Matthew Parris has narrated this article for you to listen to.
‘Tony Blair walks on water.’ Decades ago this statement led a Times photographer and me to the front door of the dismal Hackney North & Stoke Newington Labour party offices. It was 23 April 1997, and a fateful general election loomed. I was my newspaper’s 46-year-old political sketchwriter, and Labour’s local candidate was a 43-year-old MP called Diane Abbott. She had hit the headlines with her withering response to New Labour demands that she cease her unhelpful noises-off from stage-left and toe the line. There were Labour colleagues who could have attested without sarcasm to their leader’s amphibian powers. She was not one of them.
‘MPs are pack animals. They’ll see the fate of their colleague and run the other way’
We were destined to wait outside that office all day. Abbott never came out. Occasionally we thought we spotted her peering through an upstairs window.
So we amused ourselves by contacting her rival candidates, and were joined on that doorstep by Dickon Tolson, an engaging youth from the None of the Above party who had invested all his savings in the requisite deposit. An extra in Peak Practice, Mr Tolson was campaigning for individual freedom; and arrived on his bike. Also joining us was Lisa Lovebucket, of the Rainbow Connection Dream Ticket party, who hoped for 23 votes precisely: ‘It’s the number of the Illuminati,’ she told me.
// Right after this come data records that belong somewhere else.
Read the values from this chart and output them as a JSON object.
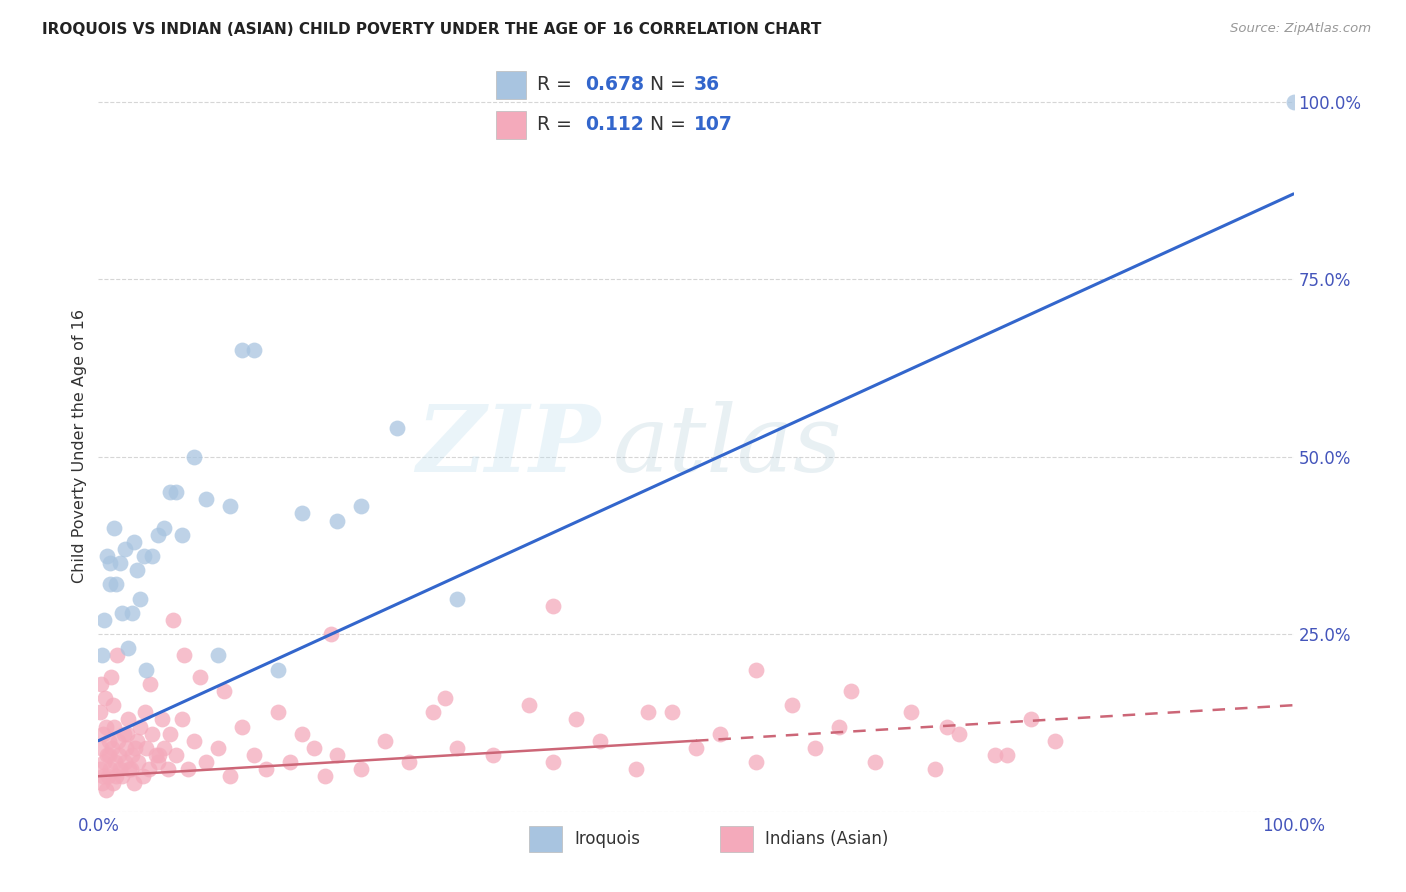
{
  "title": "IROQUOIS VS INDIAN (ASIAN) CHILD POVERTY UNDER THE AGE OF 16 CORRELATION CHART",
  "source": "Source: ZipAtlas.com",
  "ylabel": "Child Poverty Under the Age of 16",
  "watermark_zip": "ZIP",
  "watermark_atlas": "atlas",
  "legend_blue_R": "0.678",
  "legend_blue_N": "36",
  "legend_pink_R": "0.112",
  "legend_pink_N": "107",
  "blue_label": "Iroquois",
  "pink_label": "Indians (Asian)",
  "blue_scatter_color": "#A8C4E0",
  "pink_scatter_color": "#F4AABB",
  "blue_line_color": "#3366CC",
  "pink_line_color": "#CC6677",
  "axis_tick_color": "#4455BB",
  "background_color": "#FFFFFF",
  "grid_color": "#CCCCCC",
  "title_color": "#222222",
  "source_color": "#999999",
  "ylabel_color": "#333333",
  "legend_text_color": "#333333",
  "legend_rn_color": "#3366CC",
  "blue_x": [
    0.3,
    0.5,
    0.7,
    1.0,
    1.0,
    1.3,
    1.5,
    1.8,
    2.0,
    2.2,
    2.5,
    2.8,
    3.0,
    3.2,
    3.5,
    3.8,
    4.0,
    4.5,
    5.0,
    5.5,
    6.0,
    6.5,
    7.0,
    8.0,
    9.0,
    10.0,
    11.0,
    12.0,
    13.0,
    15.0,
    17.0,
    20.0,
    22.0,
    25.0,
    30.0,
    100.0
  ],
  "blue_y": [
    22.0,
    27.0,
    36.0,
    35.0,
    32.0,
    40.0,
    32.0,
    35.0,
    28.0,
    37.0,
    23.0,
    28.0,
    38.0,
    34.0,
    30.0,
    36.0,
    20.0,
    36.0,
    39.0,
    40.0,
    45.0,
    45.0,
    39.0,
    50.0,
    44.0,
    22.0,
    43.0,
    65.0,
    65.0,
    20.0,
    42.0,
    41.0,
    43.0,
    54.0,
    30.0,
    100.0
  ],
  "pink_x": [
    0.1,
    0.2,
    0.3,
    0.4,
    0.5,
    0.6,
    0.7,
    0.8,
    0.9,
    1.0,
    1.1,
    1.2,
    1.3,
    1.4,
    1.5,
    1.6,
    1.7,
    1.8,
    2.0,
    2.1,
    2.2,
    2.3,
    2.5,
    2.6,
    2.8,
    3.0,
    3.2,
    3.3,
    3.5,
    3.7,
    4.0,
    4.2,
    4.5,
    4.8,
    5.0,
    5.3,
    5.5,
    5.8,
    6.0,
    6.5,
    7.0,
    7.5,
    8.0,
    9.0,
    10.0,
    11.0,
    12.0,
    13.0,
    14.0,
    15.0,
    16.0,
    17.0,
    18.0,
    19.0,
    20.0,
    22.0,
    24.0,
    26.0,
    28.0,
    30.0,
    33.0,
    36.0,
    38.0,
    40.0,
    42.0,
    45.0,
    48.0,
    50.0,
    52.0,
    55.0,
    58.0,
    60.0,
    62.0,
    65.0,
    68.0,
    70.0,
    72.0,
    75.0,
    78.0,
    80.0,
    0.15,
    0.25,
    0.35,
    0.55,
    0.65,
    0.85,
    1.05,
    1.25,
    1.55,
    2.4,
    2.7,
    3.1,
    3.9,
    4.3,
    5.1,
    6.2,
    7.2,
    8.5,
    10.5,
    19.5,
    29.0,
    38.0,
    46.0,
    55.0,
    63.0,
    71.0,
    76.0
  ],
  "pink_y": [
    6.0,
    9.0,
    4.0,
    11.0,
    7.0,
    3.0,
    8.0,
    5.0,
    10.0,
    6.0,
    9.0,
    4.0,
    12.0,
    7.0,
    5.0,
    10.0,
    8.0,
    6.0,
    5.0,
    11.0,
    7.0,
    9.0,
    13.0,
    6.0,
    8.0,
    4.0,
    10.0,
    7.0,
    12.0,
    5.0,
    9.0,
    6.0,
    11.0,
    8.0,
    7.0,
    13.0,
    9.0,
    6.0,
    11.0,
    8.0,
    13.0,
    6.0,
    10.0,
    7.0,
    9.0,
    5.0,
    12.0,
    8.0,
    6.0,
    14.0,
    7.0,
    11.0,
    9.0,
    5.0,
    8.0,
    6.0,
    10.0,
    7.0,
    14.0,
    9.0,
    8.0,
    15.0,
    7.0,
    13.0,
    10.0,
    6.0,
    14.0,
    9.0,
    11.0,
    7.0,
    15.0,
    9.0,
    12.0,
    7.0,
    14.0,
    6.0,
    11.0,
    8.0,
    13.0,
    10.0,
    14.0,
    18.0,
    5.0,
    16.0,
    12.0,
    8.0,
    19.0,
    15.0,
    22.0,
    11.0,
    6.0,
    9.0,
    14.0,
    18.0,
    8.0,
    27.0,
    22.0,
    19.0,
    17.0,
    25.0,
    16.0,
    29.0,
    14.0,
    20.0,
    17.0,
    12.0,
    8.0
  ],
  "blue_line_x0": 0,
  "blue_line_y0": 10,
  "blue_line_x1": 100,
  "blue_line_y1": 87,
  "pink_line_solid_x0": 0,
  "pink_line_solid_y0": 5,
  "pink_line_solid_x1": 50,
  "pink_line_solid_y1": 10,
  "pink_line_dash_x0": 50,
  "pink_line_dash_y0": 10,
  "pink_line_dash_x1": 100,
  "pink_line_dash_y1": 15,
  "xlim": [
    0,
    100
  ],
  "ylim": [
    0,
    103
  ],
  "yticks": [
    0,
    25,
    50,
    75,
    100
  ],
  "ytick_labels": [
    "",
    "25.0%",
    "50.0%",
    "75.0%",
    "100.0%"
  ],
  "xticks": [
    0,
    100
  ],
  "xtick_labels": [
    "0.0%",
    "100.0%"
  ]
}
And arriving with his rosette was the obviously doomed Conservative candidate, Michael Lavender.
Mr Tolson has gone on to a successful acting career; I have been unable to track down further information about Ms Lovebucket; and there’s a Michael Lavender who became Tory leader on Enfield Borough Council and briefly hit the news by playing the Candy Crush video game during a council meeting and – accused by Labour councillors of treating them with contempt – responded magnificently (according to report) that he was glad they’d got the message.